Lulus Verifikasi Dewan Pers No.126/DP-Terverifikasi/K/X/2017

Ketua DPR Nilai Putusan MK Soal Pemisahan Pemilu Salahi UUD
Oleh : Redaksi
Selasa | 15-07-2025 | 18:28 WIB
1507_kedua-dpr-puan_90349348.jpg Honda-Batam
Ketua DPR RI, Puan Maharani. (Foto: Istimewa)

BATAMTODAY.COM, Jakarta - Ketua DPR, Puan Maharani menilai putusan Mahkamah Konstitusi (MK) soal pemisahan pemilu nasional dan lokal telah menyalahi Undang-Undang Dasar (UUD) 1945.

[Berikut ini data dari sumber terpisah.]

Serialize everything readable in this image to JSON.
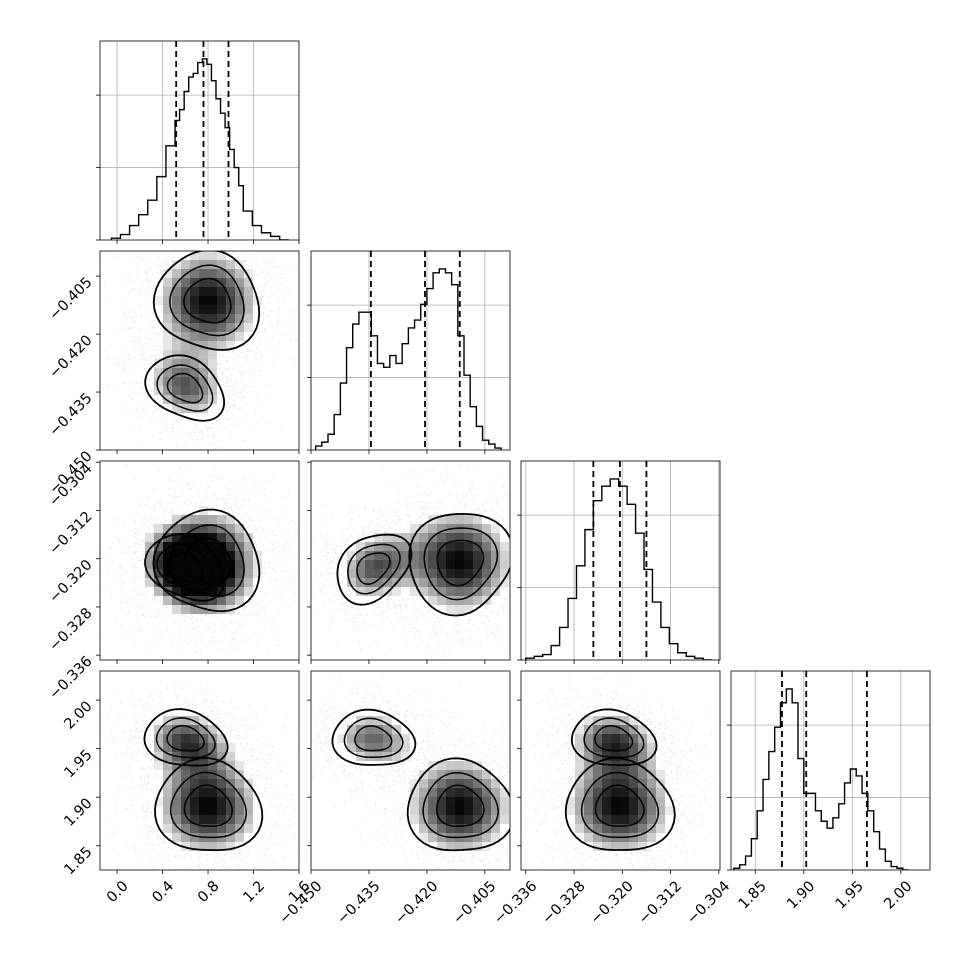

Puan menilai semua partai telah bersepakat bahwa pemilu mestinya digelar sekali dalam lima tahun. Dia pun memastikan semua fraksi pada saatnya akan menyampaikan sikap tersebut.

"Semua partai politik mempunyai sikap yang sama, bahwa pemilu sesuai dengan undang-undangnya adalah dilakukan selama 5 tahun," kata Puan di kompleks parlemen, Selasa (15/7/2025).

"Jadi, apa yang sudah dilakukan oleh MK menurut undang-undang itu menyalahi undang-undang dasar," imbuhnya.

Sementara, anggota Komisi II DPR dari Fraksi PDIP Komaruddin Watubun mengamini bahwa putusan MK soal pemisahan pemilu telah melangkahi kewenangan DPR. Sebab, putusan itu telah jauh masuk pada urusan jadwal pemilu.

Menurut Komar, MK mestinya hanya memiliki wewenang untuk memutuskan apakah suatu undang-undang bertentangan dengan UUD atau tidak. Sehingga di luar itu, telah menjadi kewenangan pembentuk undang-undang yakni DPR dan pemerintah.

Ketua DPP PDIP itu juga mengatakan partainya mengundang sejumlah pakar tata negara hingga mantan Ketua MK, Mahfud MD untuk diskusi secara maraton bahas putusan MK.

Meski begitu, Komar mengatakan fraksinya belum ada keputusan terkait putusan MK. Menurutnya, hingga saat ini belum ada instruksi maupun tenggat dari pimpinan DPR untuk segera membahas hal itu.

"Belum, belum. Pemilu juga masih jauh," katanya.

Keputusan MK soal pemisahan pemilu tertuang lewat perkara Nomor 135/PUU-XXII/2024 yang diajukan Perkumpulan untuk Pemilu dan Demokrasi (Perludem).

Lewat putusan itu, MK meminta agar pemilu daerah atau lokal digelar setelah pemilu nasional minimal 2 tahun atau maksimal 2,5 tahun. Pemilu nasional meliputi pemilihan presiden dan wakil presiden, pemilihan DPR, dan pemilihan DPD.

Sedangkan pemilihan lokal atau daerah meliputi kepala daerah gubernur dan bupati wali kota, serta DPRD. Namun, putusan itu dianggap dilematis karena, baik implementasi maupun pengabaiannya bertentangan dengan konstitusi.